Scott Brinton

Hallelujah! New York gets tough on guns.

Posted

Thank you, thank you, thank you, Gov. Andrew Cuomo, State Senate majority coalition leaders Dean Skelos and Jeffrey Klein, and Assembly Speaker Sheldon Silver! You led while others squirmed.

Last month, first the Senate and then the Assembly passed companion pieces of gun-control legislation aimed at stemming the flow of illegal guns through the state and, we hope and pray, reducing the number of deaths by gun –– roughly six in 100,000 people, according to the FBI.

The measure, aptly titled the New York Secure Ammunition and Firearms Enforcement Act of 2013, is touted as the toughest gun law in the United States. Cuomo signed it on Jan. 15.

The legislation came in reaction to the massacre at Sandy Hook Elementary School in Newtown, Conn., on Dec. 14. President Obama called it the saddest day of his presidency. Men, women and children across the nation broke down in tears upon hearing the horrific news and seeing the innocent faces of such young children brutally gunned down, without warning, without reason.

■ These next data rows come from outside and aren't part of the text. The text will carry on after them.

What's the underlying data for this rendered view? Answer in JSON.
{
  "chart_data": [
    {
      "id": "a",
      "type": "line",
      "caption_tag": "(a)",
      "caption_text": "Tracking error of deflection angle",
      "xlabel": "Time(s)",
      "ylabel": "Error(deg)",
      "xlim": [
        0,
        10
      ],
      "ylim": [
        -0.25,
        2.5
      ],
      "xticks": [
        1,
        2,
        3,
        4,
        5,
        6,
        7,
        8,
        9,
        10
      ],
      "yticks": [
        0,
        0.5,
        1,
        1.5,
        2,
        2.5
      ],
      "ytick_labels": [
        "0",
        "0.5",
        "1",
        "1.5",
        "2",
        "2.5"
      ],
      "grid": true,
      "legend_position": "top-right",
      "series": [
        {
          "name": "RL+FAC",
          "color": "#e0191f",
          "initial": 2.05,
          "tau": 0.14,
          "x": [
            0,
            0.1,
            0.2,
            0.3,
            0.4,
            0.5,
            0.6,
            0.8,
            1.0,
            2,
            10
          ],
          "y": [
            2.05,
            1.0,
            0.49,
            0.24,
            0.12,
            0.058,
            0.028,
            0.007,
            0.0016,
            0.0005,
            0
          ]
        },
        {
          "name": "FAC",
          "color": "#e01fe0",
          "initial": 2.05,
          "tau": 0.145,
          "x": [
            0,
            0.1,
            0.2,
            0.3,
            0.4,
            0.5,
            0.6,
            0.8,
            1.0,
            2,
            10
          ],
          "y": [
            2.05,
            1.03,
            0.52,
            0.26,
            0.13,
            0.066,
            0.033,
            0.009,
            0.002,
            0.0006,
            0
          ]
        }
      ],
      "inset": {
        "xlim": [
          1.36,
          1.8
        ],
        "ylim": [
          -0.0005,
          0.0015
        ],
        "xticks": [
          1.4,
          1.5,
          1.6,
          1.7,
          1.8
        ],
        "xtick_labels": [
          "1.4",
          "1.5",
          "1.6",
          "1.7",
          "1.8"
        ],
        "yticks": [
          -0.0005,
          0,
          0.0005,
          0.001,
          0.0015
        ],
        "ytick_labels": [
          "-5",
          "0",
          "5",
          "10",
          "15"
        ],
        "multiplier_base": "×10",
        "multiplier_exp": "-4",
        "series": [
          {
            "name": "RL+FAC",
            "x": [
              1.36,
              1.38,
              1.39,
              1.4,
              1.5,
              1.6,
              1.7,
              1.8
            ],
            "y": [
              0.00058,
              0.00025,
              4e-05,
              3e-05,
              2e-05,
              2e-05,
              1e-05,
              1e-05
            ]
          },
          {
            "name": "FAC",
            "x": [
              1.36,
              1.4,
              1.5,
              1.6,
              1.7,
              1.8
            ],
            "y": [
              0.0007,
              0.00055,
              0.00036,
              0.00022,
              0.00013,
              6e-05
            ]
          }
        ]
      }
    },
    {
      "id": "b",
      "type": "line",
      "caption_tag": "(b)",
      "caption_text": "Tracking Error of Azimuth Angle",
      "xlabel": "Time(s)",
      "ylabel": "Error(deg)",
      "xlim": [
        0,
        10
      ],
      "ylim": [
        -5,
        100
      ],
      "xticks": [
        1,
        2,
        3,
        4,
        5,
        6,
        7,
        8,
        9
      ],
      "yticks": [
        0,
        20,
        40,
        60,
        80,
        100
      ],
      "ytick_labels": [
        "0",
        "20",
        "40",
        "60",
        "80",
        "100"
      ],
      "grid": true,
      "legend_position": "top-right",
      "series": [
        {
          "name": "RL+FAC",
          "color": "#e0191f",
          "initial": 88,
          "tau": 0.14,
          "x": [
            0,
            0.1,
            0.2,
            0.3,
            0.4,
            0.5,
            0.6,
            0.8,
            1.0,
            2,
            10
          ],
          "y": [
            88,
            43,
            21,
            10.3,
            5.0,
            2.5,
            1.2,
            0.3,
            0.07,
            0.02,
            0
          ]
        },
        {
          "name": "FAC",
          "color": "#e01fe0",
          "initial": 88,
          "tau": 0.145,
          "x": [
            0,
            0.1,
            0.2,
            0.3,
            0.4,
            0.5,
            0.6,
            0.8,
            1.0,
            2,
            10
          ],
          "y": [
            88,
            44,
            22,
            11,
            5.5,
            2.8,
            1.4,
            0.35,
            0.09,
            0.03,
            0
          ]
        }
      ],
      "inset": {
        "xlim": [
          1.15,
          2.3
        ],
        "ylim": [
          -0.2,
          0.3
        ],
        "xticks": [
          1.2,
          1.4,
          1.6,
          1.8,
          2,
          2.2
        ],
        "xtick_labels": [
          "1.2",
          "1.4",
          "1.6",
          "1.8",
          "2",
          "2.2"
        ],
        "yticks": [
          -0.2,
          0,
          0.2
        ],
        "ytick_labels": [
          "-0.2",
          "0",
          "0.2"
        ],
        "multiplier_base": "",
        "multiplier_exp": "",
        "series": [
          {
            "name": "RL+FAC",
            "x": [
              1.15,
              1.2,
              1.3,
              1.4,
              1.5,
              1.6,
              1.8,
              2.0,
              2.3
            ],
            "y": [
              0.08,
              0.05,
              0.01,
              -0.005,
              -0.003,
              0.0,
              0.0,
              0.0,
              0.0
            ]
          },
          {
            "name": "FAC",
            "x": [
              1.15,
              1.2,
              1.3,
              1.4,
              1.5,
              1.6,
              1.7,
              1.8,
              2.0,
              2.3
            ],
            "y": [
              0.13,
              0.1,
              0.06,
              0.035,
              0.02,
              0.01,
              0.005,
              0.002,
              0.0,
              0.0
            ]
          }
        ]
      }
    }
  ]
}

Sandy Hook became a dividing line, a moment to pause and question who we, as a country, had become. Then, at the national level, the arguments began, as they so often do after such a murderous act. Liberals called for an immediate federal ban on the type of assault weapon used by Adam Lanza to perpetrate mass murder. And National Rifle Association leaders said, as they always do, that guns aren’t the problem. People are. What we need, the NRA said, are armed guards in every school who could gun down the mass murderers before they got to the children.

It was all sound and fury, the usual merry-go-round of news-cycle bluster. You began to believe, sadly, that, once again, nothing would be accomplished. We would maintain the status quo despite the deaths of so many innocents, not only on a cold December day in Connecticut, but in states around the country over the past two decades.

But then New York’s leadership –– our governor and our Legislature –– stepped up and did the right thing, passing gun-control legislation that will not eliminate the violence, but which is surely a step in the right direction, toward a safer society for all of us, most especially our children.